I couldn’t tell whether it was a touch of defiance, or sympathy, in his voice, “Most of the guys in here already snitched you out.”
“Yeh, I know. That’s why they sent you here too, right?”
There was a long pause. Ray was afraid.  I was reminded of the look in Daphne’s eyes even though I could barely make out Ray’s eyes through the dark of the cell. I was done with violence, “Don’t worry, Ray, I’m not going to hurt you. Go ahead and tell ‘em anything they want.”
Across the dark of the cell, he asked, “We okay?”
“Yes, let bygones be bygones.”
Ray was out the next day. The folks in the other cell were sent back to the cell-block that day too. I was never interviewed but the guards were clearly pissed off. The rest of the time I spent in solitary were the most pleasant I’d spent locked-up. Samuel’s sessions on meditation down in the kiva in New Mexico came in handy. I sat cross-legged in the dark and simply watched my breath, listened to my heart pulse through my arteries, and took advantage of the acoustics of the concrete cell to chant, “Om… ah… hum.” I let my voice hold each Om until a whole other vibration bounced off the concrete walls and melded with it… took over and carried my chants with a resonance of its own. I felt as though I could have opened the cell doors with the vibration if I worked on it. This noise drove the guards on watch crazy. I did it until they demanded I stop and started up again when they went on their rounds.
Ray had his trustee job back and he added some sandwiches to the grits and water as a peace gesture whenever he got a chance. He told me that it cost the jail a small fortune to have all the covers welded back in place over the rails from the so-called jail-break and that it wasn’t likely I’d be getting back upstairs anytime soon. This wasn’t entirely bad news for me as I took to solitary confinement much better than I would have thought. There was no telling day from night, except for meal time once a day. I’d do some exercise… stretches, jumping jacks, push-ups and then sleep or meditate.
Even though Ray was providing a few extra baloney sandwiches now and then there weren’t calories enough to keep me from losing weight.
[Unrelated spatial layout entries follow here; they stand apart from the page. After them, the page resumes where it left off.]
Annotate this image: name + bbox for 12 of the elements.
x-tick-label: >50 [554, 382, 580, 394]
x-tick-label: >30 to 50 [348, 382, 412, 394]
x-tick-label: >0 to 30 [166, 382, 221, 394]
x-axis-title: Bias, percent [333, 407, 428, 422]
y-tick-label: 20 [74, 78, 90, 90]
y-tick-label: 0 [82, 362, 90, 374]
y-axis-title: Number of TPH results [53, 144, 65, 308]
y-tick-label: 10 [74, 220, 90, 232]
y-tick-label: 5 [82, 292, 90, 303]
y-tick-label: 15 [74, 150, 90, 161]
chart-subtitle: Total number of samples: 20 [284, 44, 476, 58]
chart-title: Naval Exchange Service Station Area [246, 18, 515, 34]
My jailhouse pants had to be held with one hand or allowed to drop to the floor. I had to kick them off when I exercised. Mostly, however, I meditated. I sat on the cold concrete floor and practiced breathing… allowed my mind to ramble through the events that got me in jail. I thought about the Jesus freaks talking shit about ‘the end times’ but I also thought about what it might mean to have a personal relationship with what they called God… whatever God was.
I wondered, “What is this bit about being ‘Born Again’? How come I’ve never heard of it before? What does it mean to be ‘Saved’? And ‘Saved’ from what? Hell? What Hell could be worse than this one? Wasn’t it enough to be saved from this Hell?” I thought about the experience on the beach in Waikiki and remembered feeling as though I was close to a cosmic truth then and how that feeling didn’t last. Once I came down off the acid I was pretty much the same. But wasn’t my hunt for the mountain lion spiritual? Wasn’t the universal love I felt after the Peyote Ceremony a ‘Born Again’ experience? What about the surge of love and forgiveness for Hoss Bozz? And then Daphne..., Oh shit, came the next thought barging through doors I tried to shut, I'm fuckin' damned.
I considered all these things sitting there in the dark on dank and cold concrete for two more weeks before they sent me back to the cell block.
People came and went with court dates, Jo-Bob and Red were gone, but I had yet to hear anything from anyone concerning my case. I asked Officer Dunne a few times, but Dunne just shrugged his shoulders, “Now what did you git busted fer?”
“Something to do with selling drugs is my guess.”
Officer Dunn stopped and turned to me saying, “Oh, I knewed a girl what smoked that there Mary Wanna… she got herself knocked up, an’ she had herself a baby… and next thing ya knewed… oooh-weee! I swear to Gawd, that baby came out lookin’ like a frog!” and he walked away.
 I liked the man because, in his deeply ingrained Southern, and surreal way, he showed compassion.